The crisis has reached such a scale that it has become a drag on the economy and a threat to national security. Analysts say the problem began with the overprescribing of legal painkillers, but say it has been exacerbated in recent years by an influx of cheap heroin and synthetic opioids such as fentanyl supplied by foreign drug cartels.
In recent years, the U.S. government has stepped up efforts to reduce the supply of opioids, both foreign and domestic, by limiting the number of prescriptions in the United States and providing drug-fighting aid to countries such as Mexico and China. Meanwhile, federal and state officials have tried to reduce demand by focusing less on punishing drug users and more on treating them. Other countries where opioid consumption has also increased, such as Australia and Canada, are experimenting with different policies.
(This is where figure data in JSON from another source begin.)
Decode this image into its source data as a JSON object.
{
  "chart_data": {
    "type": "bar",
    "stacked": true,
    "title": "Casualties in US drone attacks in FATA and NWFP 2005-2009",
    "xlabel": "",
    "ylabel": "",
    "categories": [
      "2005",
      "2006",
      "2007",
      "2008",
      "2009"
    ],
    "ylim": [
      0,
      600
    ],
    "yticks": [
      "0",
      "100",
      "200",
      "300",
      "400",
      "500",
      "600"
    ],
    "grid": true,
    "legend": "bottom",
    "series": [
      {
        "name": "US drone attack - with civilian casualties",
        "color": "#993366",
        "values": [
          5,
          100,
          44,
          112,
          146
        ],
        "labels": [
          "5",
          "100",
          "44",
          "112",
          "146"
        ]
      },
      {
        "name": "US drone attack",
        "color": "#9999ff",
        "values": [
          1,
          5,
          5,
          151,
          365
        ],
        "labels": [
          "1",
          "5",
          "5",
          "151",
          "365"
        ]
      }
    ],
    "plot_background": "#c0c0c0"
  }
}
According to New York City’s special narcotics prosecutor, Bridget G. Brennan, the opioid epidemic didn’t begin until there was a massive oversupply of opioids that began with pharmaceuticals.
Thanks to the Darknet, people have gained anonymous and almost unlimited access to synthetic drugs. Despite the deaths and arrests, the product is still as easy to buy as a bag of milk at the store.
The fight against the distribution of synthetic drugs via the Internet has been going on for several years. A significant step in this direction was taken in 2013, when it was possible to close SilkRoad, an anonymous marketplace where, among other things, you could buy prohibited drugs.
However, the holy place is not empty. Now this niche is occupied by “AlphaBay Market”. The section on opioids contains 21,000 offers. Directly with fentanyl (opioid analgesic) – more than 4 thousand.
There are tablets, powders, and sprays in huge quantities. The goods are supplied by dozens of dealers: from private sellers to large chains.